Saba Capital Management, L.P. and Cox Capital Partners announced a tender offer to purchase shares of Blue Owl Capital Corporation II, Blue Owl Technology Income Corp., and Blue Owl Credit Income Corp. The notice was filed with the SEC on February 20, 2026, and the offers are expected to begin after a 10‑business‑day notice period.
The initial filing does not disclose a specific purchase price or the percentage of shares targeted. However, the offer is anticipated to be priced at a discount of 20‑35% to the most recent estimated net asset value and dividend‑reinvestment price, giving investors a clear sense of the valuation range that the buyers are willing to pay.
Blue Owl Capital Inc. responded to the tender‑offer announcement on February 18, 2026, stating that it was not halting redemptions from Blue Owl Capital Corp. II but was changing the method by which investors receive cash. The company also highlighted that it remains well‑capitalized, with roughly $4 billion in total cash and borrowing capacity.
Following the announcement, Blue Owl’s common stock rose 2.2% in extended‑hours trading on February 20, a move that reflected investor relief at the prospect of liquidity for the non‑traded BDCs and a response to the company’s earlier decision to permanently stop allowing redemptions from Blue Owl Capital Corp. II.

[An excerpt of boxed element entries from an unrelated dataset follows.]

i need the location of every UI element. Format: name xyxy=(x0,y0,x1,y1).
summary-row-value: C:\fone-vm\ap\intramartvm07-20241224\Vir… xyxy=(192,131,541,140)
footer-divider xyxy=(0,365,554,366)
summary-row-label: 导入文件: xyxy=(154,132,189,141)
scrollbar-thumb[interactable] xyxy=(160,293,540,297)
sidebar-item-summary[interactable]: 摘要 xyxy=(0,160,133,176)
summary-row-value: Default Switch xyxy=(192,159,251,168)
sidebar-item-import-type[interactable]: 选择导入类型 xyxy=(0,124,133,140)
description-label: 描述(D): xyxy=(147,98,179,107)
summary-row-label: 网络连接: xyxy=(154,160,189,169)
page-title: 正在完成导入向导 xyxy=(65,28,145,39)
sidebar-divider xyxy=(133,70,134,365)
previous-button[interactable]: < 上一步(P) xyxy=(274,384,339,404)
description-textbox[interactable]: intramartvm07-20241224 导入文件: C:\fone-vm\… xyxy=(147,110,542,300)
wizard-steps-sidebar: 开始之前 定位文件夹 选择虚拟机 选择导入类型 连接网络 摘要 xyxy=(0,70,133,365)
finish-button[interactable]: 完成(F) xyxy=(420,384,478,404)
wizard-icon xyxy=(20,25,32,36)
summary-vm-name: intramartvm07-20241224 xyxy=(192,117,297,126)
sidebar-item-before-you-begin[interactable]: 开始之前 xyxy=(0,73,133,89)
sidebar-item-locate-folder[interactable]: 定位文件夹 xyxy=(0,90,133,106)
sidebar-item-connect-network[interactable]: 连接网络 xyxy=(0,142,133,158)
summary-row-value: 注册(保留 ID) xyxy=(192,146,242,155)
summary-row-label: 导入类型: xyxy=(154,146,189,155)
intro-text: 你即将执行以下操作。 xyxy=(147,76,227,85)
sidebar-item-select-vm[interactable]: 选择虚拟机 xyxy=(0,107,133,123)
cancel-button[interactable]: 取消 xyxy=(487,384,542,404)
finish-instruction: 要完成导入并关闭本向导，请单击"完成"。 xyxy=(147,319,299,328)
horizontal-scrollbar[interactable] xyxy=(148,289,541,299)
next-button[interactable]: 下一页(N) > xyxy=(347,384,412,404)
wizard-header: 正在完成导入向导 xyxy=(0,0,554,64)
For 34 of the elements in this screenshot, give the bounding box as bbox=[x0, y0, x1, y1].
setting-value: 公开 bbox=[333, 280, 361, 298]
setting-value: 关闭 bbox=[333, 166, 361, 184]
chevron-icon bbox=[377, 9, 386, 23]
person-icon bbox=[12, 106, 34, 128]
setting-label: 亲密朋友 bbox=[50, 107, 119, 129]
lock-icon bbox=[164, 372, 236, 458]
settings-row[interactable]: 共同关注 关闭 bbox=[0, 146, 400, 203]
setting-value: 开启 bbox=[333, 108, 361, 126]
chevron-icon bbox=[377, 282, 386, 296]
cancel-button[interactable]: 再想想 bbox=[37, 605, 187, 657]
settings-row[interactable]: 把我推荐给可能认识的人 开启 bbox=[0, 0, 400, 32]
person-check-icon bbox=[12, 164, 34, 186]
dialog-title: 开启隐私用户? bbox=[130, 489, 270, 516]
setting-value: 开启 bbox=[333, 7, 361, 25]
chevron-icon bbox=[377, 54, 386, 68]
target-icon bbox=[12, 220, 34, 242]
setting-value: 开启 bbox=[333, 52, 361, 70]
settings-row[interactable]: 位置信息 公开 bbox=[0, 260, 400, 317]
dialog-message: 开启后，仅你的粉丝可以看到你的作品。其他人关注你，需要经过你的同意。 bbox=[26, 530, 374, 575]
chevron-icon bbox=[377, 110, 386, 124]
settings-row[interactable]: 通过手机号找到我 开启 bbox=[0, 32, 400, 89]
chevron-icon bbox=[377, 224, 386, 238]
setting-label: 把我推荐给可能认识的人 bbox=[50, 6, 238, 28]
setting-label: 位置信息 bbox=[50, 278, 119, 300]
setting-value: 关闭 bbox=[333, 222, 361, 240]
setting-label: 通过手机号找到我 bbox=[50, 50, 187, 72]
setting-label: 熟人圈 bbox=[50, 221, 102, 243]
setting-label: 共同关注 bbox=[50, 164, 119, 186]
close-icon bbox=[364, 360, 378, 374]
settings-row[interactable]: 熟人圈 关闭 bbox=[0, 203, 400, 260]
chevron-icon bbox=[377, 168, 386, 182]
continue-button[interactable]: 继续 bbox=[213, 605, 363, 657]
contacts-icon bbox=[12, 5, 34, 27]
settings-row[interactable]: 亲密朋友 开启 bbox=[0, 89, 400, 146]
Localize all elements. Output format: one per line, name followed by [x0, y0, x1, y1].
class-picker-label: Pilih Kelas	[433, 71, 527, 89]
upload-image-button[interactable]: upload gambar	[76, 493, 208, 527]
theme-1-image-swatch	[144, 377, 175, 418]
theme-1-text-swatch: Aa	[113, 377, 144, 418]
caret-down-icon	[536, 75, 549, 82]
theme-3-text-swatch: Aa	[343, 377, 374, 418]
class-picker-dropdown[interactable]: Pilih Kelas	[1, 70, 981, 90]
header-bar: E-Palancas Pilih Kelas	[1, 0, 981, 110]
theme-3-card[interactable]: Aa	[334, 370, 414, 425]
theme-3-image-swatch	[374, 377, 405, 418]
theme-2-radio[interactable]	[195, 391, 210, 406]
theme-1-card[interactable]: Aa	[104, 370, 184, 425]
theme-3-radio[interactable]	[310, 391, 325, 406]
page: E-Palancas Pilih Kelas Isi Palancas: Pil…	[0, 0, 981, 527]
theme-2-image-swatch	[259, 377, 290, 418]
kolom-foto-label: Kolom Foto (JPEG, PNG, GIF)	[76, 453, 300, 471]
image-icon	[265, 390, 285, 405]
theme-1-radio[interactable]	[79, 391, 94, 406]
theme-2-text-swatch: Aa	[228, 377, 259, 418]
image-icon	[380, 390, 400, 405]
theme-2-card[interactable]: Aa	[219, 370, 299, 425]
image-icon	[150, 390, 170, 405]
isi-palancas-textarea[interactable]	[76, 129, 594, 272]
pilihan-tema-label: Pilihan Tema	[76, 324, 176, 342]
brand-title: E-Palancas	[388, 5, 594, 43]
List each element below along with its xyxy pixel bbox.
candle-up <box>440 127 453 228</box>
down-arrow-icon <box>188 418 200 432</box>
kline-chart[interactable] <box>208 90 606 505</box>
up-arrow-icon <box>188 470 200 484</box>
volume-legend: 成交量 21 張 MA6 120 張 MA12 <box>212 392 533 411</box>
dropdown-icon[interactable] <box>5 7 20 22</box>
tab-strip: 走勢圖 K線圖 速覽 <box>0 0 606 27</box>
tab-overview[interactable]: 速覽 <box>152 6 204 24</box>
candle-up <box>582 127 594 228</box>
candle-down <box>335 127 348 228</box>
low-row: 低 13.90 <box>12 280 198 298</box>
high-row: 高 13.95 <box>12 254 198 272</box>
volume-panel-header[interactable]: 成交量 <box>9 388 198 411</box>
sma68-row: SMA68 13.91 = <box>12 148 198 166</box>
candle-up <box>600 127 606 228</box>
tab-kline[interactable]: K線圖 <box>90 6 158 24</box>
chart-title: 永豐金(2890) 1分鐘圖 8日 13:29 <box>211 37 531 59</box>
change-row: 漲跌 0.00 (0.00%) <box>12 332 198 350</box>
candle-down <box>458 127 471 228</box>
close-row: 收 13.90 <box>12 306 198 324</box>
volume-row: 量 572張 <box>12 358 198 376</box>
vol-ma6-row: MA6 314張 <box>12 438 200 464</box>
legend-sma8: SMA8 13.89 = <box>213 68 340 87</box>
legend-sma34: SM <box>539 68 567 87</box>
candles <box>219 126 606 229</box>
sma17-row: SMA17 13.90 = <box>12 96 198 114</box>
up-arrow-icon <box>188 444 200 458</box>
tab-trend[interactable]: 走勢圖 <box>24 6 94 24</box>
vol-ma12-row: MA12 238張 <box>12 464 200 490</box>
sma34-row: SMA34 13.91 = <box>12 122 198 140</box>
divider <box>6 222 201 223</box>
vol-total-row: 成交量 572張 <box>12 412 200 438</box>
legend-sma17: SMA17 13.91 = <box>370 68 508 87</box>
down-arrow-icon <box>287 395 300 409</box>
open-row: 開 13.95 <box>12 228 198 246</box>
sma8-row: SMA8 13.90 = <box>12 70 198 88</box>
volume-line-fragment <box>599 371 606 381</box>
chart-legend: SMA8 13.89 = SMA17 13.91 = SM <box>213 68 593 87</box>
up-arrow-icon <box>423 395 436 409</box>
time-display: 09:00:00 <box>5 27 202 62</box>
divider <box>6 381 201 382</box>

The tender offers come amid broader industry pressure, as BDCs have faced increasing redemption requests, net outflows over multiple quarters, and rising redemption‑gate provisions. By offering to buy shares at a discount to NAV, Saba Capital and Cox Capital are providing a liquidity solution that could alter control dynamics and influence future strategic decisions for the three entities.
Details on the exact offer price, the percentage of shares to be acquired, and the commencement date will be disclosed after the 10‑business‑day notice period. Investors and market participants should monitor subsequent filings for these specifics.